ASSISTANT SECRETARY DEWEY: The Netherlands is the best contributor of the individual countries to the UNHCR, and they are giving the same amount as all of the European Union contributions.

QUESTION: Is this, then, a problem --

QUESTION: -- 15 percent?

MS. CASSEL: We'll put together a fact sheet on this.

QUESTION: Well, this is hugely important because, I mean, if -- are you saying that right now the European Commission, plus all the individual members of the EU, you're saying they're giving 50, five-oh, percent of the UNHCR budget?

ASSISTANT SECRETARY DEWEY: No, I'm saying I would consider that a reasonable percentage for them.

QUESTION: To pay?

ASSISTANT SECRETARY DEWEY: To pay.

QUESTION: Okay. But they're not.

ASSISTANT SECRETARY DEWEY: They're not.

QUESTION: So in other words, other countries, countries other than the Netherlands are perhaps giving nothing by themselves?

ASSISTANT SECRETARY DEWEY: That's true.

QUESTION: Okay.

QUESTION: Wait a minute, we're still confused.

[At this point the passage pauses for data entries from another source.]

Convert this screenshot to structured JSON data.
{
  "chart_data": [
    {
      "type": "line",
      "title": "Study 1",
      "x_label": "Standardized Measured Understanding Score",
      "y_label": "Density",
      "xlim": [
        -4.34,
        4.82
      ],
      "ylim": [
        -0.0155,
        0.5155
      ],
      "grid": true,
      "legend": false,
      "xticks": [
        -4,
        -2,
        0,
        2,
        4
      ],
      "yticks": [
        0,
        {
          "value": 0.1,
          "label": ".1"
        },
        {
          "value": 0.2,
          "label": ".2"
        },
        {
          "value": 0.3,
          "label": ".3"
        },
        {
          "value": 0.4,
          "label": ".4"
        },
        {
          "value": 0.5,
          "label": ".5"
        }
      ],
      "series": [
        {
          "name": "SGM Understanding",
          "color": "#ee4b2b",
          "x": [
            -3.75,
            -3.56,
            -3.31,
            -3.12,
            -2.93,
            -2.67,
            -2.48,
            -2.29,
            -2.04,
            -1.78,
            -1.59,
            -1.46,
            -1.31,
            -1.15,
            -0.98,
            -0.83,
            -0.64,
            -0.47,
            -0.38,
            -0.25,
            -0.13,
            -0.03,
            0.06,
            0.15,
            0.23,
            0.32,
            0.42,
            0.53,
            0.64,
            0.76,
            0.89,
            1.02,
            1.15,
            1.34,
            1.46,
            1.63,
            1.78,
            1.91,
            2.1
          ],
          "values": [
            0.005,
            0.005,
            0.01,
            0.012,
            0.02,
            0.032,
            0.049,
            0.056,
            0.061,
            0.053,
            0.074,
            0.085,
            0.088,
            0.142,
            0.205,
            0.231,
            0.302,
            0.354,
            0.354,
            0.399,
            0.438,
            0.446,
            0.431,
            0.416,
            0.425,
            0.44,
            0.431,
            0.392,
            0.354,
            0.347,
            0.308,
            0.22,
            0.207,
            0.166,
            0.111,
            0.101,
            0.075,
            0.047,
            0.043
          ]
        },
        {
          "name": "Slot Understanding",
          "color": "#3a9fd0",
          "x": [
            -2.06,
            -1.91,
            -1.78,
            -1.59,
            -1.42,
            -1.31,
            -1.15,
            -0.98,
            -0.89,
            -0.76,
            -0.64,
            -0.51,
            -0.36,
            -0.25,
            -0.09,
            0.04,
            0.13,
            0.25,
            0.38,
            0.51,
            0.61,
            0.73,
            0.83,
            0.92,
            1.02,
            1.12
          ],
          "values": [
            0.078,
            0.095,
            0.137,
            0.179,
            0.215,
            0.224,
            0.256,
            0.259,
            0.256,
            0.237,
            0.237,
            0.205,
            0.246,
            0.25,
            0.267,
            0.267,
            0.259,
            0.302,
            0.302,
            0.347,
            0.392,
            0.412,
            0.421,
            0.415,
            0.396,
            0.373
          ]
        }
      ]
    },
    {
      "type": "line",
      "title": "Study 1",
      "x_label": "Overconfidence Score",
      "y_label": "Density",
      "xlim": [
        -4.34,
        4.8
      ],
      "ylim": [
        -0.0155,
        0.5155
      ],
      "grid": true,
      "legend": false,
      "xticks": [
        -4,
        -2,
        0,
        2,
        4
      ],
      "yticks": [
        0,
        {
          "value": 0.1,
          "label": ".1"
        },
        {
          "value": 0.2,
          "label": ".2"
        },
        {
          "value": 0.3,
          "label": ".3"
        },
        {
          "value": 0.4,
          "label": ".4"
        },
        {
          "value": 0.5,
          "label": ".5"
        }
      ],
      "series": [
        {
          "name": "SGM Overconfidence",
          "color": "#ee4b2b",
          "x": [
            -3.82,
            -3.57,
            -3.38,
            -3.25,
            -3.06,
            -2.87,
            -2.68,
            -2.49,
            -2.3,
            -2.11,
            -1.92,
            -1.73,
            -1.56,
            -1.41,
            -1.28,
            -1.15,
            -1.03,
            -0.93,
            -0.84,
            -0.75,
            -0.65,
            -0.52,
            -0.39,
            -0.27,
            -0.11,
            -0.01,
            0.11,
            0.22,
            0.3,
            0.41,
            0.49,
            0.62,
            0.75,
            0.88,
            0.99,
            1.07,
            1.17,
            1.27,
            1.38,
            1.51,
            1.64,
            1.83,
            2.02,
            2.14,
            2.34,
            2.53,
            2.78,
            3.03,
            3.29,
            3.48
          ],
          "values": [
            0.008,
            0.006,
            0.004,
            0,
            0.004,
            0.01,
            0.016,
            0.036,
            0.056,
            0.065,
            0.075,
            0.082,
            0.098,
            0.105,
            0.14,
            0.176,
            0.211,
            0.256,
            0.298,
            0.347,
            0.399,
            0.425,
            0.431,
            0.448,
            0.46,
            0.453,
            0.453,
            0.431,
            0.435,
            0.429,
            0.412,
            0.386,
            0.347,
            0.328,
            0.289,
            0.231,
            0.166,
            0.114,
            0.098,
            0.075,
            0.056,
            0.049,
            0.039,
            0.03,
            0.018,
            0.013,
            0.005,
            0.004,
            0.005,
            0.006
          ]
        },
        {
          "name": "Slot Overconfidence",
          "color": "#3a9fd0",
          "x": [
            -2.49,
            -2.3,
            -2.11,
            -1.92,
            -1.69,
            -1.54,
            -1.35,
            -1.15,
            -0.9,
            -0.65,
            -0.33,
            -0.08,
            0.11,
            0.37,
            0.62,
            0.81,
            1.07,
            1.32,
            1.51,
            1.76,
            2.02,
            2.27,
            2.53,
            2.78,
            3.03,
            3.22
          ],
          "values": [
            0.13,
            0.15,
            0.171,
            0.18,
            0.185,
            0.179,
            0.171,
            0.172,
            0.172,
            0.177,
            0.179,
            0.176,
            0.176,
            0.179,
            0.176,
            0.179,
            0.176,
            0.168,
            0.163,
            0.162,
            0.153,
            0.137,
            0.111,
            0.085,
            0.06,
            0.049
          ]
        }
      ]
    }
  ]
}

MS. CASSEL: I really am going to have to cut this off. We'll --

QUESTION: Hold on, wait. You've gotten up here and accused the Europeans of being hopefully bureaucratic and --

QUESTION: Just one more question and maybe we'll clear it up. Do you have a figure for what percentage of the UNHCR budget is contributed by Europe together with the EC and individual countries? If you put all that together, what proportion of the budget comes from Europe right now? Not what you wish it would, but what actually is it?

ASSISTANT SECRETARY DEWEY: It's less than 50 percent. I'll have to get that to you. But we can get that.

MS. CASSEL: We'll put out a fact sheet that explains all of that.

QUESTION: But, I mean, more than 40 percent?

ASSISTANT SECRETARY DEWEY: It may not be more than 40 percent.

QUESTION: Well, it still sounds like, then, that the Europeans are giving more jointly and individually giving more than the United States is.

ASSISTANT SECRETARY DEWEY: I'd come back to the point it's the way. It's not so much the level of cash that's going to UNHCR, it's the way they are contributing to refugee programs worldwide.

QUESTION: Worldwide?

QUESTION: -- money going to the UNHCR, which we're not talking about other money which is going to NGOs which deal with refugees, right?

ASSISTANT SECRETARY DEWEY: I'm talking about the direct contributions to UNHCR and --

QUESTION: -- apparently more than 30 percent? I mean, is other money going to NGOs --

ASSISTANT SECRETARY DEWEY: That figure we can get you. But I'm saying that the level could come up probably closer to the 50 percent that would be reasonable if, if ECHO gave their money to UNHCR, all of it to UNHCR.

MS. CASSEL: We'll have a fact sheet by the end of the day to try and put these figures into context for you. Thank you all.